I have seen many strange things in Florida, but the homeless people are perhaps the strangest.  They are the ones who would have frozen on the streets of Detroit, huddled under some bridge with the sooty remnants of a failed fire dusting a threadbare coat with ash; but here in Florida, where the coldest nights demand little more than a good sleeping bag and a little patience, there exists a curious strain of homeless that strains the definition of human.

The first time I saw it, I was on a bus from Waters Avenue to downtown.  A waxen approximation of a black man eased on, each limb moving individually, for that seemed all he could manage.  He could not even swipe his pass to gain admission; the bus driver had to take it from him and run the card through herself.  She gave the card back and I was surprised that the man gripped it.  He could have been any age above fifty, but I would have pegged him in his late seventies.  He had no cane, instead moving one hand along with each foot to brace himself until he half-settled and half-fell into a seat.

It was his mouth that gave it away.  It opened and closed repeatedly, as if something years ago had shocked him so badly that he had never found words again.  He stared blankly ahead without recognition, never moving a muscle except for that flapping jaw and an occasional spasm in his right hand causing his fingers to flutter.  I wondered:  where is he going?  Is there, within that body, the strength of purpose to retain destination?  Or does he wander aimlessly like a wounded animal, gravitating instinctively toward warmth?

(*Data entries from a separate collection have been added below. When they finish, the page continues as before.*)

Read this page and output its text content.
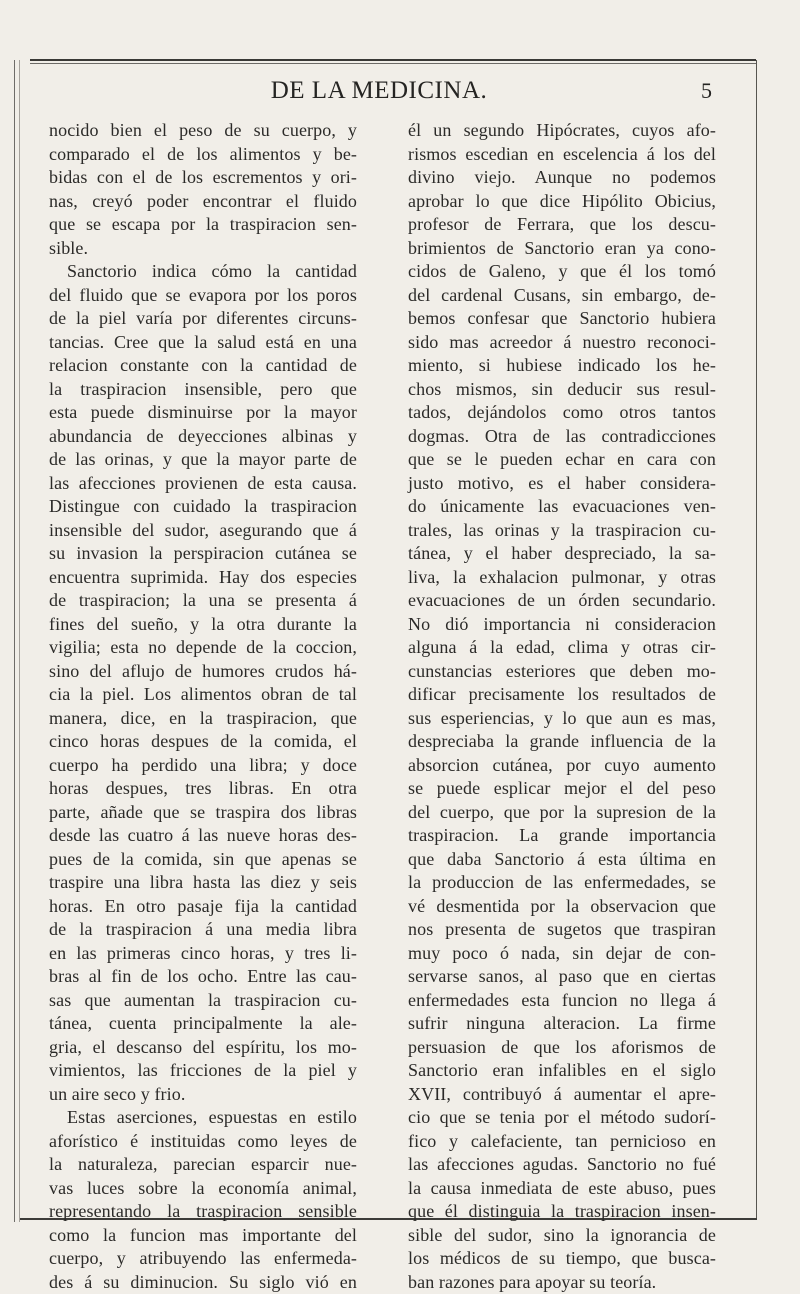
DE LA MEDICINA.	5
nocido bien el peso de su cuerpo, y
comparado el de los alimentos y be-
bidas con el de los escrementos y ori-
nas, creyó poder encontrar el fluido
que se escapa por la traspiracion sen-
sible.
Sanctorio indica cómo la cantidad
del fluido que se evapora por los poros
de la piel varía por diferentes circuns-
tancias. Cree que la salud está en una
relacion constante con la cantidad de
la traspiracion insensible, pero que
esta puede disminuirse por la mayor
abundancia de deyecciones albinas y
de las orinas, y que la mayor parte de
las afecciones provienen de esta causa.
Distingue con cuidado la traspiracion
insensible del sudor, asegurando que á
su invasion la perspiracion cutánea se
encuentra suprimida. Hay dos especies
de traspiracion; la una se presenta á
fines del sueño, y la otra durante la
vigilia; esta no depende de la coccion,
sino del aflujo de humores crudos há-
cia la piel. Los alimentos obran de tal
manera, dice, en la traspiracion, que
cinco horas despues de la comida, el
cuerpo ha perdido una libra; y doce
horas despues, tres libras. En otra
parte, añade que se traspira dos libras
desde las cuatro á las nueve horas des-
pues de la comida, sin que apenas se
traspire una libra hasta las diez y seis
horas. En otro pasaje fija la cantidad
de la traspiracion á una media libra
en las primeras cinco horas, y tres li-
bras al fin de los ocho. Entre las cau-
sas que aumentan la traspiracion cu-
tánea, cuenta principalmente la ale-
gria, el descanso del espíritu, los mo-
vimientos, las fricciones de la piel y
un aire seco y frio.
Estas aserciones, espuestas en estilo
aforístico é instituidas como leyes de
la naturaleza, parecian esparcir nue-
vas luces sobre la economía animal,
representando la traspiracion sensible
como la funcion mas importante del
cuerpo, y atribuyendo las enfermeda-
des á su diminucion. Su siglo vió en
él un segundo Hipócrates, cuyos afo-
rismos escedian en escelencia á los del
divino viejo. Aunque no podemos
aprobar lo que dice Hipólito Obicius,
profesor de Ferrara, que los descu-
brimientos de Sanctorio eran ya cono-
cidos de Galeno, y que él los tomó
del cardenal Cusans, sin embargo, de-
bemos confesar que Sanctorio hubiera
sido mas acreedor á nuestro reconoci-
miento, si hubiese indicado los he-
chos mismos, sin deducir sus resul-
tados, dejándolos como otros tantos
dogmas. Otra de las contradicciones
que se le pueden echar en cara con
justo motivo, es el haber considera-
do únicamente las evacuaciones ven-
trales, las orinas y la traspiracion cu-
tánea, y el haber despreciado, la sa-
liva, la exhalacion pulmonar, y otras
evacuaciones de un órden secundario.
No dió importancia ni consideracion
alguna á la edad, clima y otras cir-
cunstancias esteriores que deben mo-
dificar precisamente los resultados de
sus esperiencias, y lo que aun es mas,
despreciaba la grande influencia de la
absorcion cutánea, por cuyo aumento
se puede esplicar mejor el del peso
del cuerpo, que por la supresion de la
traspiracion. La grande importancia
que daba Sanctorio á esta última en
la produccion de las enfermedades, se
vé desmentida por la observacion que
nos presenta de sugetos que traspiran
muy poco ó nada, sin dejar de con-
servarse sanos, al paso que en ciertas
enfermedades esta funcion no llega á
sufrir ninguna alteracion. La firme
persuasion de que los aforismos de
Sanctorio eran infalibles en el siglo
XVII, contribuyó á aumentar el apre-
cio que se tenia por el método sudorí-
fico y calefaciente, tan pernicioso en
las afecciones agudas. Sanctorio no fué
la causa inmediata de este abuso, pues
que él distinguia la traspiracion insen-
sible del sudor, sino la ignorancia de
los médicos de su tiempo, que busca-
ban razones para apoyar su teoría.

I color him pathetic, a meandering body that has not quite found a good reason to die officially, but perhaps I misjudge.  Perhaps the spark still burned within that frame, and his was a desperate struggle to keep mind and body cloven together; perhaps that rigid body was locked in the same struggle as mine, his admission of pain far less than my endless angst.  Who knows what joys and horrors have passed before those glassy eyes as he fought for each moment to come, fought so that time would not slow until in a frozen frame he would pause, icy fear setting in, and then awaken just long enough for vertigo to unhinge his knobby joints and send him crashing to the sidewalk, gone forever.